First, let's set some ground-rules:

  1. We're only talking powerplay here. It's too difficult to filter out all the variables at even-strength. On the powerplay, we've got a pretty good idea of what's going on. Plus, this is when people whine the most anyway... (And I'm only looking at 5-on-4 PP stats.)
  2. We're limiting this discussion to only four defensemen: Tobias Enstrom, Pavel Kubina, Ron Hainsey, and Zach Bogosian. There's just not enough data for the other guys, including Johnny Oduya.
  3. The goal is to show whether shooting more from the blueline on the powerplay helps or hurts the team's performance.
If you take a look at the basic powerplay stats, you'll notice a few things. Enstrom is the most effective at picking up points by far: his 3.24 points/60 compares quite favorably to Hainsey, Kubina, and Bogosian (2.37, 2.31, 2.02 respectively.) He's second in goals forced/60, a measure of how effective the entire unit is. (Kubina: 5.55, Enstrom: 5.26, Bogosian: 4.04, Hainsey: 2.37.)

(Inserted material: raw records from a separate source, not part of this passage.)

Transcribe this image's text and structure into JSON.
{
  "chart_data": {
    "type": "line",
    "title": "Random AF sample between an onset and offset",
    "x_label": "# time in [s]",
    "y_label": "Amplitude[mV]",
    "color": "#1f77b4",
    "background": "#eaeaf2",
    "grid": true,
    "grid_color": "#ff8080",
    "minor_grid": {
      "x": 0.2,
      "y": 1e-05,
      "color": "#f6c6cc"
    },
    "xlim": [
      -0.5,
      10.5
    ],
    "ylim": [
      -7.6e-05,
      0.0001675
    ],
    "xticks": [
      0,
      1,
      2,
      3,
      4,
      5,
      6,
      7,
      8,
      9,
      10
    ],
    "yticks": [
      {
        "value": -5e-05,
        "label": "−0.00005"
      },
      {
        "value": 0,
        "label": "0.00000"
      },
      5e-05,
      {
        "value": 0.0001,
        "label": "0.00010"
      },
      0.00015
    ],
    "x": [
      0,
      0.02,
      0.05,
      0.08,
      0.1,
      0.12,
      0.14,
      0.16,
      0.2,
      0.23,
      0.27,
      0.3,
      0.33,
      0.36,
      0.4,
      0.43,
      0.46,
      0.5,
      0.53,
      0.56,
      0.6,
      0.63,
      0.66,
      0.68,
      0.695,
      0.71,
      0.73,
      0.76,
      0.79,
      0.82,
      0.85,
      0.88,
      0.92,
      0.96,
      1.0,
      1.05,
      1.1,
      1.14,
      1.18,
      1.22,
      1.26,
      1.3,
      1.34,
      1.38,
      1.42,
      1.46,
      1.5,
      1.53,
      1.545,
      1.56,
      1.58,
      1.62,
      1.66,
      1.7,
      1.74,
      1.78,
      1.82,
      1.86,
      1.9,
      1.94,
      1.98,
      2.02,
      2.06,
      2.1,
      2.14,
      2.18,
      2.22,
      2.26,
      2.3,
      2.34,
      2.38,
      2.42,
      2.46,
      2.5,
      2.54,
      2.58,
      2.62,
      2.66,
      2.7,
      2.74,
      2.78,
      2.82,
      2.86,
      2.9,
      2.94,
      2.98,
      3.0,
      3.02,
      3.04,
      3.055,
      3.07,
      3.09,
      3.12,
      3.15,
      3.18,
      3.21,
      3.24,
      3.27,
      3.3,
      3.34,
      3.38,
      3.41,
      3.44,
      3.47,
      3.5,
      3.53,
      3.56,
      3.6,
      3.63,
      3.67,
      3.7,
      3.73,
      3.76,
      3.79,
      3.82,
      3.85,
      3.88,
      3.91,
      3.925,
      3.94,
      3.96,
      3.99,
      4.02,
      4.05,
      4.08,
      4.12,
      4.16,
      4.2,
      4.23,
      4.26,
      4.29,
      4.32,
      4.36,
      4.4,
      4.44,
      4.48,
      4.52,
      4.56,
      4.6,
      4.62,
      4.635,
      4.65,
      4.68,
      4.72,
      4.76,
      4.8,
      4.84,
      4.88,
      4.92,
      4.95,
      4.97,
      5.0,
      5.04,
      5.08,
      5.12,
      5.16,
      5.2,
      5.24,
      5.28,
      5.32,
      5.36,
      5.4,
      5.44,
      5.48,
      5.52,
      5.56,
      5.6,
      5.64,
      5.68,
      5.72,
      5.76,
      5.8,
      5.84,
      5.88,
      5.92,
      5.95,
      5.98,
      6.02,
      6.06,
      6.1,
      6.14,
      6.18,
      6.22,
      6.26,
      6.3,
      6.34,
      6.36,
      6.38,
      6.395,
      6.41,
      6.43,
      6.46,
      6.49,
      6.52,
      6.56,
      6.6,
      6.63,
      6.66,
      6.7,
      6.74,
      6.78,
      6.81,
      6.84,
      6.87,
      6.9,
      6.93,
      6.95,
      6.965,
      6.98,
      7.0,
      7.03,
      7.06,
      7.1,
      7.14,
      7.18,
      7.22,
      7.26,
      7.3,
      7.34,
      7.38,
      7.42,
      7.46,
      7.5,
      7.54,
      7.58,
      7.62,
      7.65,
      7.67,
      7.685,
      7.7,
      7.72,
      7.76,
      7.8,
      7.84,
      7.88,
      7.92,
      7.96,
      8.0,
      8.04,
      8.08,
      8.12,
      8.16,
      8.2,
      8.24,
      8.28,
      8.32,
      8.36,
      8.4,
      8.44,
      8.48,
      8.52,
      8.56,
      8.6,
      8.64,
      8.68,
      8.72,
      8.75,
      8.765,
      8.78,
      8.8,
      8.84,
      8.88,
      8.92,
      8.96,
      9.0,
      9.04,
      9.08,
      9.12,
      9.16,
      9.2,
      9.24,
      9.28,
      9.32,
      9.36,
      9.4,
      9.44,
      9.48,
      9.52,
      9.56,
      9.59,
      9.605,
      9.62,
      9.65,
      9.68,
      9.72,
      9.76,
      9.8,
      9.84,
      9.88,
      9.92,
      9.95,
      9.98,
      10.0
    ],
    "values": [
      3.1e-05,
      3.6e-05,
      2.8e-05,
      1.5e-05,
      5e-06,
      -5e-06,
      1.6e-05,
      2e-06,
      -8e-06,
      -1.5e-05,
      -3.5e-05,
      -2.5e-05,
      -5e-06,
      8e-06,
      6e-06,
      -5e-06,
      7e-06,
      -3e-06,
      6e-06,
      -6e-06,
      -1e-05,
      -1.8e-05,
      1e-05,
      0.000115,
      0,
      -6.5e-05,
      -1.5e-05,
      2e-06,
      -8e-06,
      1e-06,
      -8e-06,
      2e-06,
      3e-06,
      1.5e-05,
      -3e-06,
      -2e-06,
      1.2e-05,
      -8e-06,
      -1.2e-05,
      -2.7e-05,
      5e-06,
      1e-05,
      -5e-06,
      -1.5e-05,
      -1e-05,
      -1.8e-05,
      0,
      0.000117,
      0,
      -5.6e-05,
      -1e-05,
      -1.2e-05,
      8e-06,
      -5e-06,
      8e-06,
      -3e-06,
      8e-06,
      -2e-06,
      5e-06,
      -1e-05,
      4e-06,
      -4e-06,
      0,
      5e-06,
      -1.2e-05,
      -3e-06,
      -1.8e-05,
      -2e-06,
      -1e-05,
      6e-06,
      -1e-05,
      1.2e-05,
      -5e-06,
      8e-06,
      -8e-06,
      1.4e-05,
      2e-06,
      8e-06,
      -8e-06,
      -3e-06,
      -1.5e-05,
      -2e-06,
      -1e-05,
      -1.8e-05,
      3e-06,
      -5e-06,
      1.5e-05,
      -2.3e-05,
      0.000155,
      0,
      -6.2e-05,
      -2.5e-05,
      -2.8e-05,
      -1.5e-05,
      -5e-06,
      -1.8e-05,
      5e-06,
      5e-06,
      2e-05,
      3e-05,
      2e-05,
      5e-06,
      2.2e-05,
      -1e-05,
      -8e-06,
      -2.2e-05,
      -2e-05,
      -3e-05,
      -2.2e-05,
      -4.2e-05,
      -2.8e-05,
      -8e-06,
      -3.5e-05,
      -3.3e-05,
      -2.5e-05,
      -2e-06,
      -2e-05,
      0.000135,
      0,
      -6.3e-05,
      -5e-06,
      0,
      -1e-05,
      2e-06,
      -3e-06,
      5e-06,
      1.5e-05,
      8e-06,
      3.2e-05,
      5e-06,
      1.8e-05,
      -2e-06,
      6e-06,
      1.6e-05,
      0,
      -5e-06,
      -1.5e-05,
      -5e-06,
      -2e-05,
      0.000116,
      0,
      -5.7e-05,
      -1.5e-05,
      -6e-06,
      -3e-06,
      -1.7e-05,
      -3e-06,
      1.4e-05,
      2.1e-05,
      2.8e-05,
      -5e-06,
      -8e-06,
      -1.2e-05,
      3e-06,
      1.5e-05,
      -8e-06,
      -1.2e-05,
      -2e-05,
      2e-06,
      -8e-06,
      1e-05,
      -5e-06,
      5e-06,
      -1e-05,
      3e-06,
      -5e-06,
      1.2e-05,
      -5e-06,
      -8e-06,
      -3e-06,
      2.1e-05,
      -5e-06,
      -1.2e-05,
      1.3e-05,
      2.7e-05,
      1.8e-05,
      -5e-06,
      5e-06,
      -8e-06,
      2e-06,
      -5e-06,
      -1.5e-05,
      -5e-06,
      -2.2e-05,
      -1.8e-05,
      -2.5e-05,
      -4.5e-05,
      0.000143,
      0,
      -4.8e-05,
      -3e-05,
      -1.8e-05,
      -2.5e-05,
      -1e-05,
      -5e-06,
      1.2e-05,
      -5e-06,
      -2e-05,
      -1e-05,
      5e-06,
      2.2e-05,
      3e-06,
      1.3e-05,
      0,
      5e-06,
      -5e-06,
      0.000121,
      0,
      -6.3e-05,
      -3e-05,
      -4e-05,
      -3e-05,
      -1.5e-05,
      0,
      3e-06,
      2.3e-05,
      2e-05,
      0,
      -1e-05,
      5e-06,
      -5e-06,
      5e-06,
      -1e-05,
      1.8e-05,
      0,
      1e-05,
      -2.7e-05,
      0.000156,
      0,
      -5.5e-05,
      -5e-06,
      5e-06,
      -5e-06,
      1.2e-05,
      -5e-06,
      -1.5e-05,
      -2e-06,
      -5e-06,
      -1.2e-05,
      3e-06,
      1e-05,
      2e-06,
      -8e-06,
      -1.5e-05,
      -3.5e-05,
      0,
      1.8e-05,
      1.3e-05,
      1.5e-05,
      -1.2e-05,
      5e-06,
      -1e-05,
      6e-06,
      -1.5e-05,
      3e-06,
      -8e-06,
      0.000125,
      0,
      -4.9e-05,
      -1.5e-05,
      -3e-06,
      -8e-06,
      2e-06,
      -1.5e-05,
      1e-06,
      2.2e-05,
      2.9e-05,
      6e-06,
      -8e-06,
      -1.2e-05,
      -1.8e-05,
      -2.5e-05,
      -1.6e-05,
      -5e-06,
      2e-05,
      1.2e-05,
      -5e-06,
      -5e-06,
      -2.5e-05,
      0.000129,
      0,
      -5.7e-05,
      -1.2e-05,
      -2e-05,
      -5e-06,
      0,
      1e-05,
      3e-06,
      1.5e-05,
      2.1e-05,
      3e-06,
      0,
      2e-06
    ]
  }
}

If you take the first measure and divide it by the second, you get points/goal forced, a measure that shows what percentage of the time the player gets a point when the powerplay unit gets a goal. You could perhaps call this the "participation rate." Enstrom sits at 62%, compared to Kubina at 42%. (Hainsey and Bogosian may not have played enough on the PP for this to be a useful stat.)

Perhaps more interesting is the graph you get when you compare the powerplay unit's shots (per 60) with their goals (again, per 60). The operating assumption is that more shots means more goals, right? About that...

Shots_versus_goals_on_the_pp_medium

As it turns out, more shots seems to mean less goals. The powerplay unit's shooting percentage absolutely plummets when Zach Bogosian or Ron Hainsey are on the ice. It's quite high when Kubina or Enstrom are out there. That split is not particularly surprising. Isn't that the stereotype? Europeans shoot less and hold the puck more? They're more crafty? (Except a Mister Alexander Ovechkin, of course.)

Remember this next time Toby passes rather than attempt a shot on an unscreened goalie with a few bodies in the way to block the shot: you may not like it, but he's effective. More effective than Human Puck Cannon Ron Hainsey. (Yes, the point on the graph to the far right is Hainsey.) You don't score on 100% of the shots you don't take, but you also don't score when you fire the puck at a penalty-killer's shin.